Introducing David Slater
David Slater was a British geographer with a BA and PhD. At the time of the interview, he was a Professor of Social and Political Geography at Loughborough University.
For more information about Professor Slater, please read the “In Memoriam” at the website of the American Association of Geographers (AAG)
Geopolitical Passport
My relationship with geopolitics
Note: Professor Slater gives his view on geopolitics without directly answering the common questions.
I have been interested in geopolitics since I was an undergraduate at Durham University in the mid-60s, and my concern for the subject related to my fascination for international relations seen in a spatial context. There are 4 themes which strike me as being paramount in the study of geopolitics.
First the changing nature of global politics, especially connected to North-South relations, and set in a context of imperial power and its dynamic. I would argue that the intersection of the global and the imperial constitutes a key theme for our work, and in the concentration of research on the global the imperial is often marginalised; it needs to be made central and linked into the nature of US power.
Second, the state and its spatiality requires sustained examination, both in relation to global pressures and inner societal tensions. A key factor here is the North/South divide, since, for example Western sovereignty is given far more weight, practically and conceptually, than Southern sovereignty, and also generalizations about the state are often made on the implicit basis of Western experience.

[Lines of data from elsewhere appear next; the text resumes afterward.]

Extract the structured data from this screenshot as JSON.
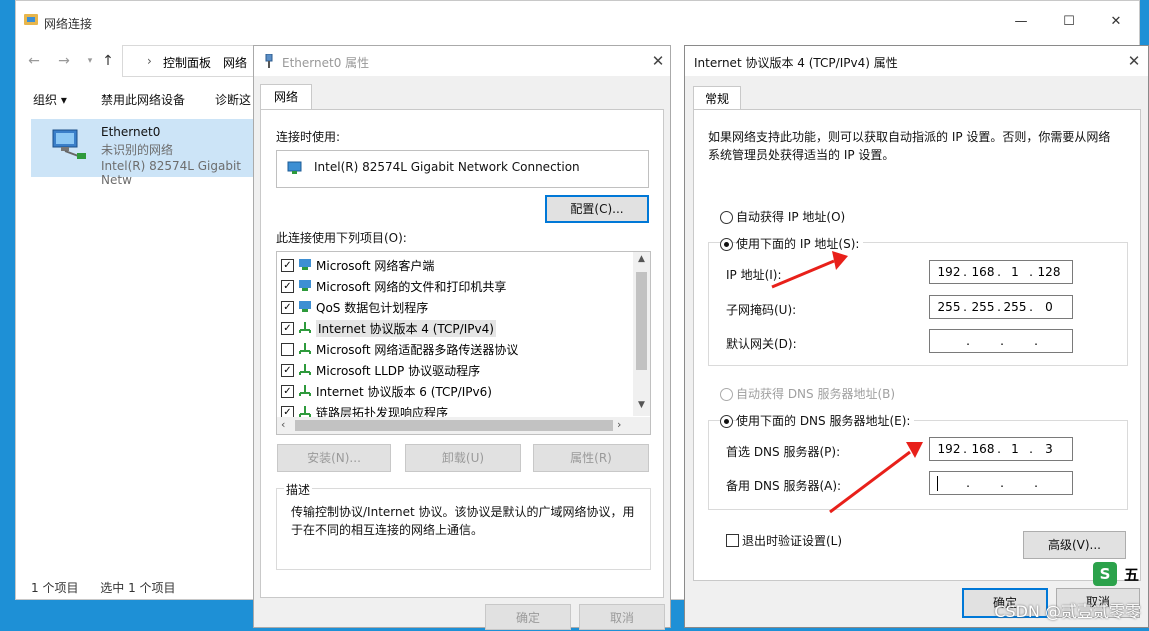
{
  "explorer": {
    "title": "网络连接",
    "controls": [
      "—",
      "☐",
      "✕"
    ],
    "breadcrumb": [
      "控制面板",
      "网络"
    ],
    "commands": [
      "组织 ▾",
      "禁用此网络设备",
      "诊断这"
    ],
    "item": {
      "name": "Ethernet0",
      "status": "未识别的网络",
      "adapter": "Intel(R) 82574L Gigabit Netw"
    },
    "status_count": "1 个项目",
    "status_selected": "选中 1 个项目"
  },
  "eth_dialog": {
    "title": "Ethernet0 属性",
    "tab": "网络",
    "connect_using_label": "连接时使用:",
    "adapter": "Intel(R) 82574L Gigabit Network Connection",
    "configure_button": "配置(C)...",
    "items_label": "此连接使用下列项目(O):",
    "items": [
      {
        "label": "Microsoft 网络客户端",
        "checked": true
      },
      {
        "label": "Microsoft 网络的文件和打印机共享",
        "checked": true
      },
      {
        "label": "QoS 数据包计划程序",
        "checked": true
      },
      {
        "label": "Internet 协议版本 4 (TCP/IPv4)",
        "checked": true
      },
      {
        "label": "Microsoft 网络适配器多路传送器协议",
        "checked": false
      },
      {
        "label": "Microsoft LLDP 协议驱动程序",
        "checked": true
      },
      {
        "label": "Internet 协议版本 6 (TCP/IPv6)",
        "checked": true
      },
      {
        "label": "链路层拓扑发现响应程序",
        "checked": true
      }
    ],
    "install_button": "安装(N)...",
    "uninstall_button": "卸载(U)",
    "properties_button": "属性(R)",
    "description_label": "描述",
    "description_text": "传输控制协议/Internet 协议。该协议是默认的广域网络协议，用于在不同的相互连接的网络上通信。",
    "ok_button": "确定",
    "cancel_button": "取消"
  },
  "ipv4_dialog": {
    "title": "Internet 协议版本 4 (TCP/IPv4) 属性",
    "tab": "常规",
    "intro": "如果网络支持此功能，则可以获取自动指派的 IP 设置。否则，你需要从网络系统管理员处获得适当的 IP 设置。",
    "auto_ip": "自动获得 IP 地址(O)",
    "manual_ip": "使用下面的 IP 地址(S):",
    "ip_label": "IP 地址(I):",
    "ip": [
      "192",
      "168",
      "1",
      "128"
    ],
    "mask_label": "子网掩码(U):",
    "mask": [
      "255",
      "255",
      "255",
      "0"
    ],
    "gateway_label": "默认网关(D):",
    "gateway": [
      "",
      "",
      "",
      ""
    ],
    "auto_dns": "自动获得 DNS 服务器地址(B)",
    "manual_dns": "使用下面的 DNS 服务器地址(E):",
    "dns1_label": "首选 DNS 服务器(P):",
    "dns1": [
      "192",
      "168",
      "1",
      "3"
    ],
    "dns2_label": "备用 DNS 服务器(A):",
    "dns2": [
      "",
      "",
      "",
      ""
    ],
    "validate_label": "退出时验证设置(L)",
    "advanced_button": "高级(V)...",
    "ok_button": "确定",
    "cancel_button": "取消"
  },
  "watermark": "CSDN @贰壹贰零零",
  "colors": {
    "desktop": "#1e90d6",
    "selection": "#cce4f7",
    "focus": "#0078d7",
    "annotation": "#e8201a"
  }
}
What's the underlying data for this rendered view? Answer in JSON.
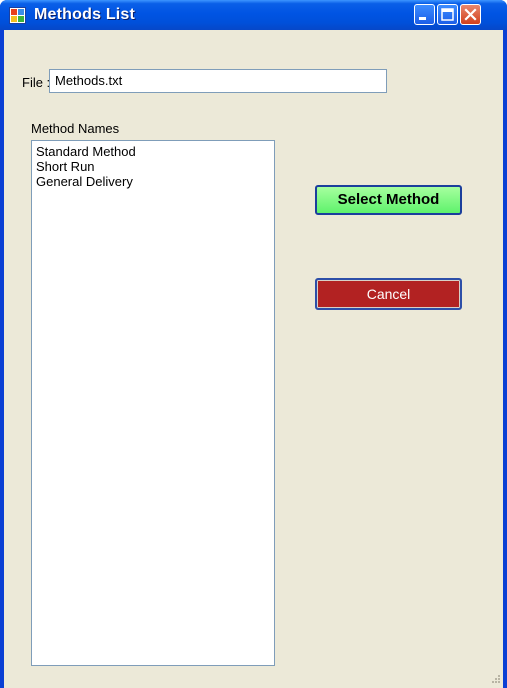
{
  "window": {
    "title": "Methods List",
    "icons": {
      "app": "app-window-icon",
      "minimize": "minimize-icon",
      "maximize": "maximize-icon",
      "close": "close-icon"
    }
  },
  "file": {
    "label": "File :",
    "value": "Methods.txt"
  },
  "methods": {
    "label": "Method Names",
    "items": [
      "Standard Method",
      "Short Run",
      "General Delivery"
    ]
  },
  "buttons": {
    "select": "Select Method",
    "cancel": "Cancel"
  },
  "colors": {
    "titlebar": "#0054e3",
    "window_bg": "#ece9d8",
    "select_button": "#5ff26c",
    "cancel_button": "#b22222"
  }
}
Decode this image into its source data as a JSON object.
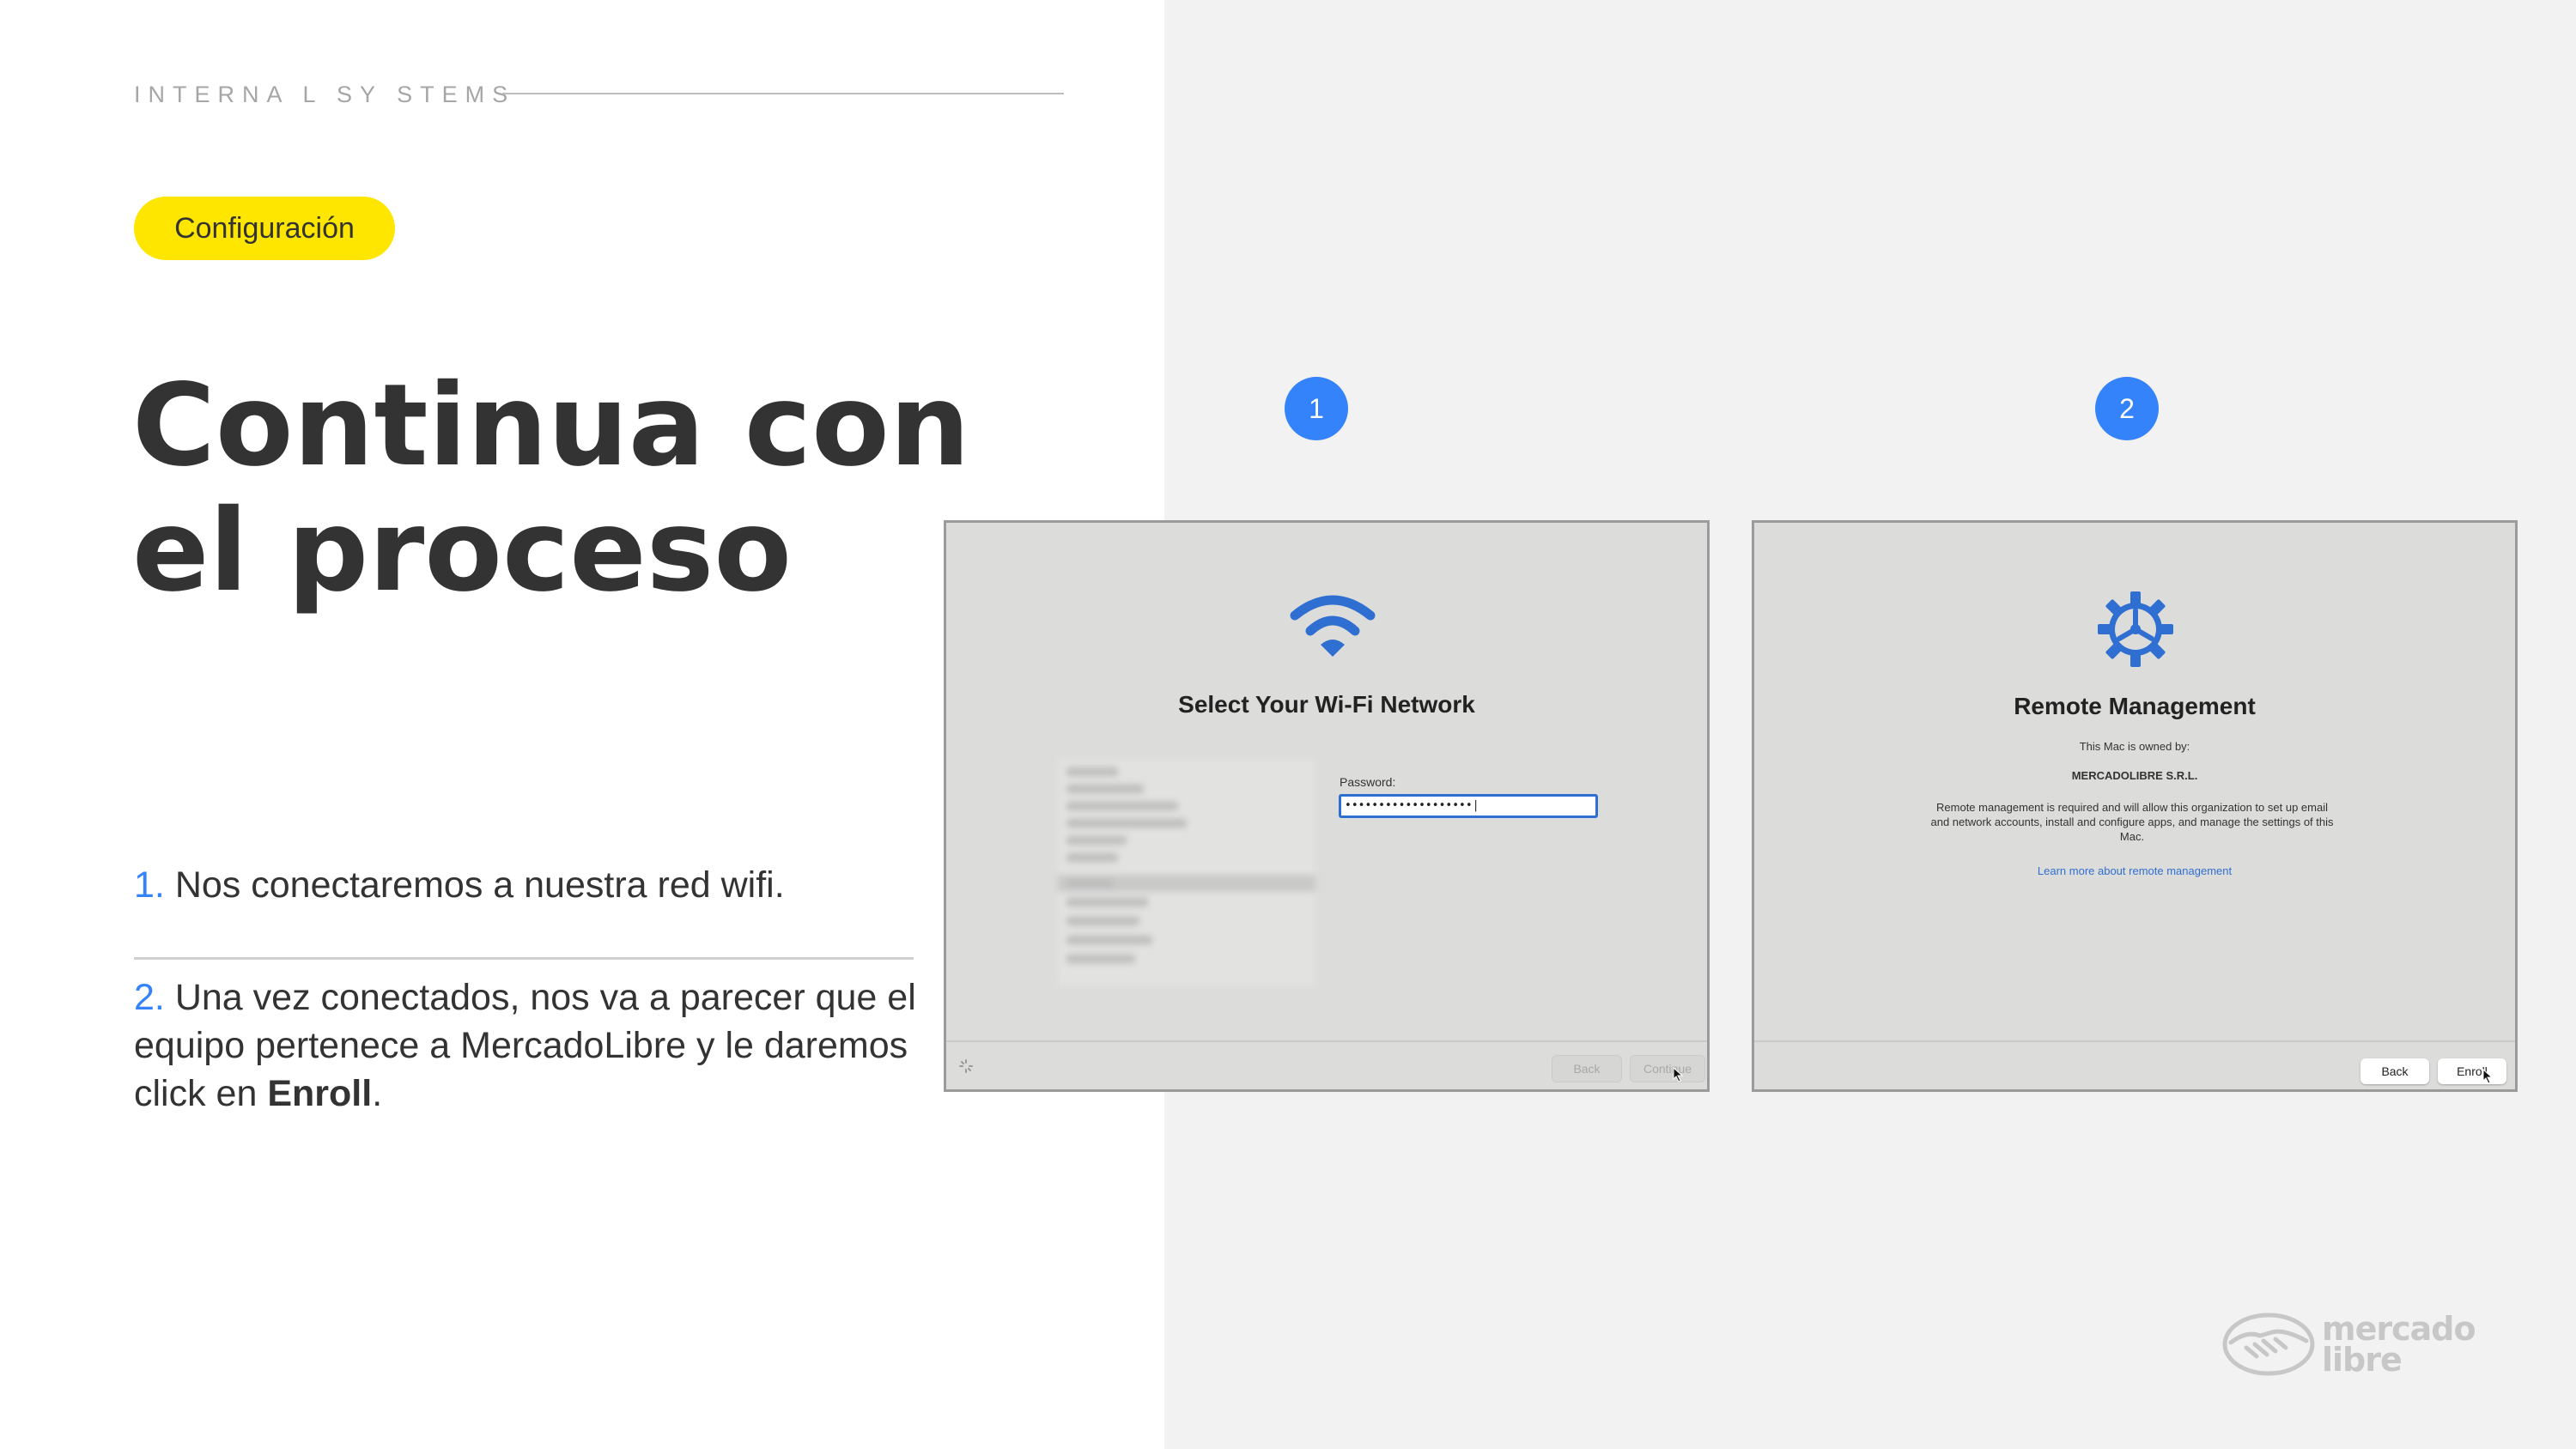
{
  "header": {
    "label": "INTERNA L SY STEMS"
  },
  "tag": {
    "label": "Configuración"
  },
  "title": {
    "line1": "Continua con",
    "line2": "el proceso"
  },
  "steps": [
    {
      "number": "1.",
      "text": "Nos conectaremos a nuestra red wifi."
    },
    {
      "number": "2.",
      "text_before": "Una vez conectados, nos va a parecer que el equipo pertenece a MercadoLibre y le daremos  click en ",
      "bold": "Enroll",
      "text_after": "."
    }
  ],
  "badges": [
    "1",
    "2"
  ],
  "screenshot1": {
    "title": "Select Your Wi-Fi Network",
    "password_label": "Password:",
    "password_value": "•••••••••••••••••••|",
    "back_button": "Back",
    "continue_button": "Continue",
    "icon": "wifi-icon",
    "accent_color": "#2f6fd1"
  },
  "screenshot2": {
    "title": "Remote Management",
    "owned_by_label": "This Mac is owned by:",
    "owner": "MERCADOLIBRE S.R.L.",
    "description": "Remote management is required and will allow this organization to set up email and network accounts, install and configure apps, and manage the settings of this Mac.",
    "link": "Learn more about remote management",
    "back_button": "Back",
    "enroll_button": "Enroll",
    "icon": "gear-icon"
  },
  "logo": {
    "line1": "mercado",
    "line2": "libre",
    "icon": "handshake-icon"
  },
  "colors": {
    "accent_yellow": "#ffe600",
    "accent_blue": "#3483fa",
    "text_dark": "#333333",
    "panel_gray": "#f2f2f2"
  }
}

Third, we have a whole range of social movements that often form a kind of counter-geopolitics(eg the Zapatistas) since they question the established territorial anchorage of the existing nation state.
Fourthly, we have the question of our mode of enquiry; in my own case I attempt to combine ideas and concepts from post-structuralist and post-colonial thought, without abandoning Marxist perspectives especially the Gramscian variant. My criticality would be situated in this broad analytical field, giving emphasis to what has been called thinking otherwise, or going beyond the limits of Western knowledge.
My geopolitical preferences
In terms of intellectual influences, I would cite Edward Said’s “Orientalism” and “Culture and Imperialism”, as well as Rob Walker’s “Inside/Outside”.
However there are many other influences some direct and some indirect, and in a way the field of influence is like a palimpsest, or mosaic of changing forces and trends. I do not, and here I agree with Simon Dalby, believe in tight, rigid definitions of what geopolitics might be about. It is best seen as an open signifier, connected to the relations between space, power and politics but ever changing in its modality of being.
The geopolitical future
I would suggest that geopolitics and especially ‘critical geopolitics’ will become increasingly characterised by the analysis of war, security and conflict.
What needs more consideration is what I call the imperiality of power and the imperial mentality. In the West we have not gone beyond imperial thinking – our societies are still ensnared in modes of ethnocentric thinking that limit our understanding and reproduce situations of conflict. We need to decolonize geopolitics and move into a world characterised by more respect for the other and more cultural reciprocity. This is today’s urgent question. How do we move beyond the imperial cage?
We need to engage with non-Western intellectual traditions and learn from their historical depth. We need to abandon our cultural hubris and reach out without preconditions. We need to hear the words of the oppressed; we need to help the intifadas and condemn the continuance of colonial and imperial reason.